Hartmann also declined to say that waterboarding would be illegal if used by another country on U.S. forces, drawing expressions of concern from Sen. Lindsey O. Graham (R-S.C.). Graham has advocated that techniques used by all U.S. agencies conform to the Geneva Conventions, which prohibit cruel, inhuman or degrading tactics.
Hartmann's testimony came amid broad discussion of the use of waterboarding on at least three important terrorist suspects who were taken into secret CIA custody after the Sept. 11, 2001, attacks. The CIA announced last week that it destroyed videotapes in 2005 that depicted the use of harsh interrogation tactics on two detainees, arguing that the move was made to protect personnel visible on the recordings.
Hartmann's testimony conflicted with the views of the former military commissions chief prosecutor, who resigned in October after concluding that the process had become too politicized. In recent interviews, Air Force Col. Morris Davis said he categorically rejected the idea of using any evidence derived from waterboarding because he believes that the technique produces unreliable information. Davis was invited to testify at yesterday's hearing, but the Defense Department ordered him not to attend.
In September 2005, just days after Davis took the job as lead prosecutor, he told his team of about two dozen prosecutors and analysts that they probably would run across evidence that resulted from waterboarding and wanted to make it clear that it would never be presented in a courtroom.
"In my opinion, evidence derived by waterboarding is not reliable, and I took it off the table," Davis said. "I think the vast majority of people were relieved. By and large, most everybody involved in the process, the whole team, was really committed to trying to do this in a way that wasn't an embarrassment to the country."
Davis said he does not have an opinion about the effectiveness of waterboarding as an intelligence-gathering method. But, he said, because it produces questionable information, it should not be used in a court of law.
Prosecutors, who plan to present between 80 and 90 cases, have reviewed evidence on dozens of Guantanamo detainees and concluded, according to Davis, that waterboarding was used on only "a handful" of them. Declining to discuss classified information, he said it is very clear in the intelligence reporting which techniques were used on each detainee and what kind of information was elicited from them.
"Whatever method was employed would be clearly spelled out," Davis said. "There were things that I read that I thought were wrong, that if the shoe were on the other foot, that if it was one of our guys being subjected to it, we'd be pitching a fit.
"If we saw Saddam Hussein doing waterboarding to one of our guys, we'd be planning the mission to do something about it," he said.
After yesterday's hearing, Graham, a reserve Air Force lawyer, said he believes Davis is right and that "no military judge would ever entertain the idea of allowing evidence from waterboarding."

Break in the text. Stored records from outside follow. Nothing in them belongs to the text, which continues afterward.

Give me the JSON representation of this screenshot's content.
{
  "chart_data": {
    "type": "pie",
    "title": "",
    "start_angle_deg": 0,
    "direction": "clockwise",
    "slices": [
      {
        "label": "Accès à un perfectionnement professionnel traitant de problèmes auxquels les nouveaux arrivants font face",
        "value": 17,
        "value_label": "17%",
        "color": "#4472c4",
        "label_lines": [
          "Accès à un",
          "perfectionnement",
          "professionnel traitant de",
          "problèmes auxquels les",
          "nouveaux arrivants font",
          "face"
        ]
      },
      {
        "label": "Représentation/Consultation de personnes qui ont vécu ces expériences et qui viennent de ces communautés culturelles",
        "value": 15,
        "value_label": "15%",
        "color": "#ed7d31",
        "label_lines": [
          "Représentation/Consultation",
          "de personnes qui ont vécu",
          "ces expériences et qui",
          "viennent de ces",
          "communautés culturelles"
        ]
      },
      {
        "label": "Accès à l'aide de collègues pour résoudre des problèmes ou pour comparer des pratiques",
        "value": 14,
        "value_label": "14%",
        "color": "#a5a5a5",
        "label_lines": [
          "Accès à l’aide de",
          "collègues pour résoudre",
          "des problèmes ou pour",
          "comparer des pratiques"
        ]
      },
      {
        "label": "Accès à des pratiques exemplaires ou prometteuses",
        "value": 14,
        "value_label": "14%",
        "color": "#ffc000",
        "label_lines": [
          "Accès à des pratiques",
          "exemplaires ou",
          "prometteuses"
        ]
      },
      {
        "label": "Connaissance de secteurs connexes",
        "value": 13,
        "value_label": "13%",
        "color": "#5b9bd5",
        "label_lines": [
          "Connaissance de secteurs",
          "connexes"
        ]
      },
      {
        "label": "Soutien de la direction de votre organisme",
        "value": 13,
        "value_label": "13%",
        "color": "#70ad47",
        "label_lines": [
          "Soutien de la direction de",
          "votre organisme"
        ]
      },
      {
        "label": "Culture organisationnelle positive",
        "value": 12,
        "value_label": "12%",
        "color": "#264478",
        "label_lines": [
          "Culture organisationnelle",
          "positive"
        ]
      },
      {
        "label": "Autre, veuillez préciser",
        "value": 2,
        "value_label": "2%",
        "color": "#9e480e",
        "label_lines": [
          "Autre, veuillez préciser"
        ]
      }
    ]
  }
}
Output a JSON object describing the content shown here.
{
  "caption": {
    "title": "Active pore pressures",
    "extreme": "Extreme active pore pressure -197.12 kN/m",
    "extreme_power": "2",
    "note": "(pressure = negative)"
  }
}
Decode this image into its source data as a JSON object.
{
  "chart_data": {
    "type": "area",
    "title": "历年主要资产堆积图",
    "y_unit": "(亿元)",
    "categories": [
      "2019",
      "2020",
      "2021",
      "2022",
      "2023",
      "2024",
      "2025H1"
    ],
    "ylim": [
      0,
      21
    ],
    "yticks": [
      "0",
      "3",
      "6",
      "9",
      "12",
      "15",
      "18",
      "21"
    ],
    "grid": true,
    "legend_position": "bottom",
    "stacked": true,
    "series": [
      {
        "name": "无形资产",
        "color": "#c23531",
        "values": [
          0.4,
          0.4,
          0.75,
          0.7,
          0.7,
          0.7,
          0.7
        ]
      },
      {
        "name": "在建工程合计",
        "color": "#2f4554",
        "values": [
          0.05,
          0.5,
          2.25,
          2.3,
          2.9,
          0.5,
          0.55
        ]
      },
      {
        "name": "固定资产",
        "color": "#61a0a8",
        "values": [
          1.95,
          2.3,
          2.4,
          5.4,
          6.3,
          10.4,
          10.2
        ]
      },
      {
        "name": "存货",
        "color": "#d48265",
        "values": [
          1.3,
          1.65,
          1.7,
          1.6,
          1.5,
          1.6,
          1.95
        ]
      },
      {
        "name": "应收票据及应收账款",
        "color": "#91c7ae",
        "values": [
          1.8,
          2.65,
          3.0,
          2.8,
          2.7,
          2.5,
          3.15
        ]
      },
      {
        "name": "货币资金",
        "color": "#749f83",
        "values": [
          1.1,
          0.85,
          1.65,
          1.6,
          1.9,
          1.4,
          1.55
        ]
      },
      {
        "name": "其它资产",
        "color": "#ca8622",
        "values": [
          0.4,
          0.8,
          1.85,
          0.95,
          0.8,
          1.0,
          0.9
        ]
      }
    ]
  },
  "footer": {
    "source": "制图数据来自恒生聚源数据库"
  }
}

Charles D. "Cully" Stimson, a former deputy assistant secretary of defense for detainee affairs, said he suspects that some of the information derived from waterboarding must be reliable or the CIA would not use it. But Stimson said he would never use such information in a courtroom.
"If I were the prosecutor, I would not be putting in any statements educed by waterboarding," said Stimson, a longtime prosecutor and military lawyer who is now at the Heritage Foundation. "It offends my sense of what's right and wrong."